El guion acentúa esa atmósfera ambigua con conversaciones aparentemente banales que esconden juicios afilados. La cineasta, con pasado en la escritura ensayística, dota a los diálogos de una sonoridad particular: frases que funcionan como sentencias y revelan más de lo que los personajes estarían dispuestos a admitir. Chew-Bose filma esas interacciones con encuadres cerrados, como si quisiera aprisionar a los personajes en su propio discurso, obligando al espectador a registrar cada movimiento de labios, cada oscilación de la mirada.
La relación de Cécile con su entorno amoroso paralelo, encarnado en Cyril (Aliocha Schneider), funciona como espejo distorsionado de lo que ocurre en la casa. Sus encuentros estivales, envueltos en un aire despreocupado, contrastan con la tensión creciente entre los adultos. Pero incluso ahí se percibe el germen de la manipulación: la joven se mueve entre el deseo y el cálculo, entre la entrega y la estrategia, dejando entrever que su aparente ingenuidad convive con un sentido feroz de preservación.
Visualmente, la película despliega una sensibilidad atenta a los detalles cotidianos: un cuchillo cortando una manzana, el roce de unas telas, el sonido del mar filtrándose por las ventanas. Estos fragmentos sensoriales subrayan la fragilidad del ambiente idílico. La Riviera francesa se convierte así en escenario paradójico: un paraíso que contiene en su interior la semilla del derrumbe. La luz, lejos de edulcorar, expone.

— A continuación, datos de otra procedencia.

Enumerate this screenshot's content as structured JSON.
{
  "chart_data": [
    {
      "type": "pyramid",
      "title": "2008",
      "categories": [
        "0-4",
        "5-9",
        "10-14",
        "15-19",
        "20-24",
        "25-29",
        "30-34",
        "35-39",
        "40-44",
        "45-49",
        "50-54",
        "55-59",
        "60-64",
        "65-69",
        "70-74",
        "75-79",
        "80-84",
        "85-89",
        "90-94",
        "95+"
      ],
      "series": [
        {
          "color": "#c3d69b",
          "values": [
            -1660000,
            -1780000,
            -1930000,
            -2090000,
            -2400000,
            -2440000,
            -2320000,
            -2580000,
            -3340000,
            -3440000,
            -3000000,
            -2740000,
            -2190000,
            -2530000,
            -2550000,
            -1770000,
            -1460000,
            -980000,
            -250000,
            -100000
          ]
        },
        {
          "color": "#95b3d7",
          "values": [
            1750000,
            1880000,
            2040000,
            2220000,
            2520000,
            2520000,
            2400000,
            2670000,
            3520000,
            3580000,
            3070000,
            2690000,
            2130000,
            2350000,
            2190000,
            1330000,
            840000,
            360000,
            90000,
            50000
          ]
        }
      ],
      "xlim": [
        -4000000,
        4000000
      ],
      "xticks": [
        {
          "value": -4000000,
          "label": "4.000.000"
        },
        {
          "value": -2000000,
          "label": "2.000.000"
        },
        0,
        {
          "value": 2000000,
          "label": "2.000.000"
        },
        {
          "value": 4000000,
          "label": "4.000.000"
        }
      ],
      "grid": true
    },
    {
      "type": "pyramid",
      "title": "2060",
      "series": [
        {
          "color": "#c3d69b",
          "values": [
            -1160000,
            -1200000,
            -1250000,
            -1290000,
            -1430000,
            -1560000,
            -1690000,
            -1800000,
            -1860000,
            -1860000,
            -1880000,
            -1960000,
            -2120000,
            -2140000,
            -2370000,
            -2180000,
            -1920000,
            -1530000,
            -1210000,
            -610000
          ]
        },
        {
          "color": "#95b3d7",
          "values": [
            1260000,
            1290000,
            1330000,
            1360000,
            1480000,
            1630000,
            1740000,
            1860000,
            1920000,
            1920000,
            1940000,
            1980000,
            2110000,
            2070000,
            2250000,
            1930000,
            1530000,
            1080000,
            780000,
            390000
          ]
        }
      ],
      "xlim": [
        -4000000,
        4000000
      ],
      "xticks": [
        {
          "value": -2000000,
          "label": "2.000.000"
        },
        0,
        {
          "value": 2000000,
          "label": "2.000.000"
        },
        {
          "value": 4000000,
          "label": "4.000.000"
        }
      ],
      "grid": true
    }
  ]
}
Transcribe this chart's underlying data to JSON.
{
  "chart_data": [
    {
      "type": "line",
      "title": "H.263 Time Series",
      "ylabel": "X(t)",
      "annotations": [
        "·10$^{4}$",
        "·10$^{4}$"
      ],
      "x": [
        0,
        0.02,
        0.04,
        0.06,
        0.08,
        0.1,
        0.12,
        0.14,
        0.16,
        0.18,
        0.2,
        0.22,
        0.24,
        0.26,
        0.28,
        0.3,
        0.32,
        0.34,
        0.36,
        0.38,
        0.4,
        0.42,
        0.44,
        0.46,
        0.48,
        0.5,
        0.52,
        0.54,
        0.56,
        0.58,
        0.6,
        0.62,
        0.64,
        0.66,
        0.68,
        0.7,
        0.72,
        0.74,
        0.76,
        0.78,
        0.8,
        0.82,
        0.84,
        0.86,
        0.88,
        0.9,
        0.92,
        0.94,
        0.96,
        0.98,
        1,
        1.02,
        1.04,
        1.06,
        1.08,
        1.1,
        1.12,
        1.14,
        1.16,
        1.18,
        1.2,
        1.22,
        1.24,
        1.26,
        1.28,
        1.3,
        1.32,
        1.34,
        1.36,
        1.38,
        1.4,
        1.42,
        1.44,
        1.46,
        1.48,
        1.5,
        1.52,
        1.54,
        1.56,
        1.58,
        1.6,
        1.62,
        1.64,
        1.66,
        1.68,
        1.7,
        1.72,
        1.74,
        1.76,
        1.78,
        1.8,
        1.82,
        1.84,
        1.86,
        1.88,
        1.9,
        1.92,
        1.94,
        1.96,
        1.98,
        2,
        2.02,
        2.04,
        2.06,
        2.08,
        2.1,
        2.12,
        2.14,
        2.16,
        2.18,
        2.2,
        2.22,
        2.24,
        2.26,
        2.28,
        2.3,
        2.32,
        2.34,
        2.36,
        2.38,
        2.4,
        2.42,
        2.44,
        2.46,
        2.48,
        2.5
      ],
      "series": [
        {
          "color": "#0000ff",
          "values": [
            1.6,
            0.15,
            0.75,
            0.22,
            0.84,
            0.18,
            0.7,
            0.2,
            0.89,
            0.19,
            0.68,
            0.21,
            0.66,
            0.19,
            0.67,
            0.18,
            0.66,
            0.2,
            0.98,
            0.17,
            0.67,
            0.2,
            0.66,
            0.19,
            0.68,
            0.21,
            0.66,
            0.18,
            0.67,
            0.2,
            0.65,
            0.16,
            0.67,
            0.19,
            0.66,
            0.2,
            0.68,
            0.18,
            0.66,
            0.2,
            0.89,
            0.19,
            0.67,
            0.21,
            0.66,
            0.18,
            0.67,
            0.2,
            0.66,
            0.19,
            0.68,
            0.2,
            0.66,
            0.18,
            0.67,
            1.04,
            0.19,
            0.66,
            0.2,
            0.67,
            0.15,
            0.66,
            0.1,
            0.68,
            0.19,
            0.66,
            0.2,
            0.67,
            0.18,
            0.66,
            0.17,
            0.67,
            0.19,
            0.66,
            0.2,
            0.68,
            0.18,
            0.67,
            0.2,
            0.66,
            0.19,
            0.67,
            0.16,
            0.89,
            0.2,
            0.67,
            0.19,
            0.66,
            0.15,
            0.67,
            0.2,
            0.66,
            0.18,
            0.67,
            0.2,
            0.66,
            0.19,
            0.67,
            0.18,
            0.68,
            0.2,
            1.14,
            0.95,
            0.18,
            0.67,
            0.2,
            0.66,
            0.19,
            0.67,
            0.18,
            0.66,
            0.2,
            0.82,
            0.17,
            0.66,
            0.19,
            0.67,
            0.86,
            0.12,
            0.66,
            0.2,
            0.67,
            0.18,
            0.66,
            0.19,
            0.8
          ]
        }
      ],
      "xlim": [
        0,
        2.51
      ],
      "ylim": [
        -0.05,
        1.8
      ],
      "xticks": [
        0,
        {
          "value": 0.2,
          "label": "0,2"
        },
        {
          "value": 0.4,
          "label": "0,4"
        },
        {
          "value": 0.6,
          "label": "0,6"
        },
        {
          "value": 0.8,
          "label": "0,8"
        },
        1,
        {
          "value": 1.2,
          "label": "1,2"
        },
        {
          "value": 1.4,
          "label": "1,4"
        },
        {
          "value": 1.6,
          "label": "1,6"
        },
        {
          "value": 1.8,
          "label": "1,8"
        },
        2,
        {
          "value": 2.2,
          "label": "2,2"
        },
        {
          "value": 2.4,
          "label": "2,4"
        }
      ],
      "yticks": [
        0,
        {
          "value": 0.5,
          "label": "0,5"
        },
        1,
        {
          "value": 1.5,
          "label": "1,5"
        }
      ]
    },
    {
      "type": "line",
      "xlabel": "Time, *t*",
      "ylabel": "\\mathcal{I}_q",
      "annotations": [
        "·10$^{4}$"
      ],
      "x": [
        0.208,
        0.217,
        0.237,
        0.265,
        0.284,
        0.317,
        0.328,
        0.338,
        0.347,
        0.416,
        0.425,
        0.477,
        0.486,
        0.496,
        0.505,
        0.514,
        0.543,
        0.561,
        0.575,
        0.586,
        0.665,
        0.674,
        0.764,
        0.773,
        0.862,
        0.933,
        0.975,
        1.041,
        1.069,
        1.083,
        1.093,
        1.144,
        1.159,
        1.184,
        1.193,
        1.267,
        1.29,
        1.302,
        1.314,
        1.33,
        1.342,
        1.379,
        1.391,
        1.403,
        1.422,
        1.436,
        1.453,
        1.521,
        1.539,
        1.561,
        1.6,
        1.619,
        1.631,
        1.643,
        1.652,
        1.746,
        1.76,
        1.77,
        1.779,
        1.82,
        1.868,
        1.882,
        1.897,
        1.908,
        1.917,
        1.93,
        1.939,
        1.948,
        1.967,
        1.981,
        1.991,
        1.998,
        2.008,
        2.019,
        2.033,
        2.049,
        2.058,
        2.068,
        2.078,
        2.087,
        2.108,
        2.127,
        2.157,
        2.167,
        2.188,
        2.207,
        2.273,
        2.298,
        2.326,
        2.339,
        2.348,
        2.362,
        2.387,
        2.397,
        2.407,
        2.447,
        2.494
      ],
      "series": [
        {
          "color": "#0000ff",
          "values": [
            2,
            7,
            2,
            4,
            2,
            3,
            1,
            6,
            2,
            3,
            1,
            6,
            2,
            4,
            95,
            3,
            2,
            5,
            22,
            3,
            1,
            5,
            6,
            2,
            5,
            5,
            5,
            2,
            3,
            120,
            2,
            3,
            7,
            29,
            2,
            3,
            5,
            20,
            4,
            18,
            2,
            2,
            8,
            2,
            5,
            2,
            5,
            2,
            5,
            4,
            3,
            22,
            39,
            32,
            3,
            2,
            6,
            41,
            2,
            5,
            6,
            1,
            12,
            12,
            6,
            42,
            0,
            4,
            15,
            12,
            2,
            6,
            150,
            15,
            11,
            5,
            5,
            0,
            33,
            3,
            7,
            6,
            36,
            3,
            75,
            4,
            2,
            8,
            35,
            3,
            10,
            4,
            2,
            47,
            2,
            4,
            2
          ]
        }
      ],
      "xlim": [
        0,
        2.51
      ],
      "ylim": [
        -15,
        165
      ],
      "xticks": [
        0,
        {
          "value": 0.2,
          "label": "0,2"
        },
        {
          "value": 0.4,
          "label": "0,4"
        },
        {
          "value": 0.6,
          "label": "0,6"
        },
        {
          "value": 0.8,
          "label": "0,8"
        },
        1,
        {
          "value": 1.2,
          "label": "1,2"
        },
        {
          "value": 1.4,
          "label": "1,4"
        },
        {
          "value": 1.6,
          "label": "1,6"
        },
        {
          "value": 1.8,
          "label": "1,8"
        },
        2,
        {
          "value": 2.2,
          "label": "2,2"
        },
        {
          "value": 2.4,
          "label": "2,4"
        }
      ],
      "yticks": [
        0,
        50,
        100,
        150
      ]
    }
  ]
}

El trabajo de Maximilian Pittner en la fotografía refuerza esta idea al teñirlo todo con tonalidades azules, desde el mobiliario hasta el vestuario de Cécile. Ese color actúa como manto estético, pero también como recordatorio de la tristeza latente que recorre la historia. La música de Lesley Barber, discreta y melódica, aporta un contrapunto que oscila entre el ensueño y la advertencia.
Los personajes masculinos quedan relegados a un segundo plano. Raymond aparece como un hombre cómodo en su egoísmo, incapaz de sostener relaciones más allá del momento. Cyril, en cambio, representa el deseo adolescente: atractivo pero carente de densidad. En este sentido, la película subraya la centralidad de las dinámicas femeninas: Cécile, Anne y Elsa forman un triángulo en el que se juegan los equilibrios del relato.
La dirección opta por un ritmo pausado que puede resultar engañoso. Bajo la superficie de conversaciones anodinas y paseos soleados se fragua una trama de desconfianza y manipulación. Chew-Bose se detiene en las fisuras más que en los acontecimientos, en los silencios más que en las acciones. El resultado es un retrato de personajes atrapados entre la frivolidad del ocio y la gravedad de sus emociones ocultas.
La película se inserta en un debate contemporáneo sobre la manera en que los adolescentes construyen su identidad frente a la mirada adulta. Cécile encarna la tensión entre ser observada y decidir cómo quiere ser vista, un dilema que resuena en una época obsesionada con la imagen. La directora, al trasladar la historia a un presente sutilmente actualizado, enfatiza esa condición. Los dispositivos tecnológicos apenas aparecen, pero cuando lo hacen refuerzan la distancia entre generaciones.
Hacia el desenlace, las acciones de Cécile revelan hasta qué punto su aparente ligereza esconde un cálculo dañino. La película evita moralizar, se limita a mostrar las consecuencias de ese movimiento impulsivo que termina alterando la vida de todos. Chew-Bose cierra su relato con un tono de melancolía que resuena más allá de la pantalla: los juegos de verano dejan cicatrices permanentes.
En definitiva, ‘Bonjour Tristesse’ funciona como un retrato de vínculos sometidos a tensiones invisibles, de emociones que se gestan en el cruce entre deseo, egoísmo y miedo a la pérdida. La película observa a sus personajes con paciencia y sin concesiones, registrando cómo un verano luminoso puede transformarse en territorio de desencuentro.